5. Analytical Methods Validation:

  • SOP: This SOP details the validation of analytical methods used for quality control testing.
  • Procedure: Analytical methods employed for product testing are thoroughly validated to ensure accuracy, precision, and reliability.


6. Stability Studies:
- SOP: This SOP governs stability studies to assess product shelf-life and storage conditions.
- Procedure: Stability samples are periodically tested under various environmental conditions to monitor potential degradation and ensure product stability over time.

7. Documentation and Record Keeping:

  • SOP: This SOP covers documentation and record-keeping practices.
  • Procedure: Accurate and complete records of all quality control activities, including raw material testing, batch analysis, and stability studies, are maintained to comply with regulatory requirements.

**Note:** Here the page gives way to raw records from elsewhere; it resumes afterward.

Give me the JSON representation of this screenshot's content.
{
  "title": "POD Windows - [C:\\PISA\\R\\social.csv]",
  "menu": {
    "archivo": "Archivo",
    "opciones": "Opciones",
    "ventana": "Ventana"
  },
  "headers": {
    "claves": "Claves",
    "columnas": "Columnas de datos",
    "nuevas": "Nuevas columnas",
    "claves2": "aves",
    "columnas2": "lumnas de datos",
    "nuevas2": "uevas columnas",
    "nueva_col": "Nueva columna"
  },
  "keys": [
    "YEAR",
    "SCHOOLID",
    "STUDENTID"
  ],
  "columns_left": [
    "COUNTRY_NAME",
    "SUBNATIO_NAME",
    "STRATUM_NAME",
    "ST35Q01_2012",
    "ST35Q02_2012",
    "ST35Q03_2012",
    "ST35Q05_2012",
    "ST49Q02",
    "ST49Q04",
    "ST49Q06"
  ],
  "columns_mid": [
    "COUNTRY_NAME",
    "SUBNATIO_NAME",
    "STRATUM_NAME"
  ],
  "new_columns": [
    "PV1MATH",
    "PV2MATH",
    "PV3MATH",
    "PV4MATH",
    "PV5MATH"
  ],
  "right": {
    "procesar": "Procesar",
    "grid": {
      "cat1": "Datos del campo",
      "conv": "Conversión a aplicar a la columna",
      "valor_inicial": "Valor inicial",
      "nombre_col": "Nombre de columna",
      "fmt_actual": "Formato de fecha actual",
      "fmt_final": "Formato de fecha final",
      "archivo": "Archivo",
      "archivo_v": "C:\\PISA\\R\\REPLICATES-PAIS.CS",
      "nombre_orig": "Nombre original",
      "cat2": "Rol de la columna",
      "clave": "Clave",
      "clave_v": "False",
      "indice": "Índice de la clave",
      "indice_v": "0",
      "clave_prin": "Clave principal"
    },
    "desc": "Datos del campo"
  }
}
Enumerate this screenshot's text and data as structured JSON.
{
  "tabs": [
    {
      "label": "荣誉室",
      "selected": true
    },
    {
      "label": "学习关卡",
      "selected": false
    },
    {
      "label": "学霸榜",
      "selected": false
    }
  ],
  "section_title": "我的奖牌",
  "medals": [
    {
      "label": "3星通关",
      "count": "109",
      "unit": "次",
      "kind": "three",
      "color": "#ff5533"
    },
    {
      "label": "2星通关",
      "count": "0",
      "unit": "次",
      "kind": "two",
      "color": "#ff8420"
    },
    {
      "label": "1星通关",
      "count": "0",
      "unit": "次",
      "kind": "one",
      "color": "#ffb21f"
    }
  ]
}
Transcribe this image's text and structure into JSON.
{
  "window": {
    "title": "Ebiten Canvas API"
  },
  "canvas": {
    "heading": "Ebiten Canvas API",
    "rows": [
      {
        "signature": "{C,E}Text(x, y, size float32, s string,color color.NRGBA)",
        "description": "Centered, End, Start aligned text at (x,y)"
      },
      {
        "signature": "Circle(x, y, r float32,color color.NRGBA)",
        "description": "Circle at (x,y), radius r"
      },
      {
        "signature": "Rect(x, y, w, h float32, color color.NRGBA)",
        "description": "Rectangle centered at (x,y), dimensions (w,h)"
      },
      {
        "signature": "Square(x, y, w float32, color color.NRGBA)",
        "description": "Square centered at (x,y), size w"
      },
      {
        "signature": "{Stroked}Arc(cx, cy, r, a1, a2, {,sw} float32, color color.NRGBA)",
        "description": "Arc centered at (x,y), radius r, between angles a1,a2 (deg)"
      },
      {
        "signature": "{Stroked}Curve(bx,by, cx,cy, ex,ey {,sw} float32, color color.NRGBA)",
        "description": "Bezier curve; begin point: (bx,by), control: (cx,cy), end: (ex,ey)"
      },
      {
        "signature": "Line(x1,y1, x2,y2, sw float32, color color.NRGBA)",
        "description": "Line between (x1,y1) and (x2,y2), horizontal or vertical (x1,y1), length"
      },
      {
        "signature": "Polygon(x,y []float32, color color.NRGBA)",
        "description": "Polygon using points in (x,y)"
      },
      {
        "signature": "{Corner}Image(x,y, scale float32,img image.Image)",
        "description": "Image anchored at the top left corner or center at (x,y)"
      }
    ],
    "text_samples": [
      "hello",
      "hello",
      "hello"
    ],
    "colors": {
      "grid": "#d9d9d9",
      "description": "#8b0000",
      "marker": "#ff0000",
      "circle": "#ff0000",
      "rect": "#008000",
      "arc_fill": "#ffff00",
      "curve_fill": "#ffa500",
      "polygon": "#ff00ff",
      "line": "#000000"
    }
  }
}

8. Change Control and Deviation Management:

  • SOP: This SOP outlines the procedures for change control and deviation management.
  • Procedure: Any changes to processes, equipment, or specifications undergo thorough evaluation, and deviations are documented, investigated, and resolved promptly to maintain product quality and consistency.

9. GMP Compliance:

  • SOP: This SOP governs compliance with Good Manufacturing Practices (GMP) regulations.
  • Procedure: The entire nanoparticle and LNP manufacturing process is conducted in accordance with GMP guidelines to ensure quality, safety, and compliance with regulatory requirements.


At Apurun, we prioritize quality control at every stage of nanoparticle and LNP development and manufacturing. These SOPs and procedures are continuously reviewed and updated to reflect the latest industry best practices and regulatory requirements, ensuring our commitment to delivering safe and effective pharmaceutical products for our clients and patients.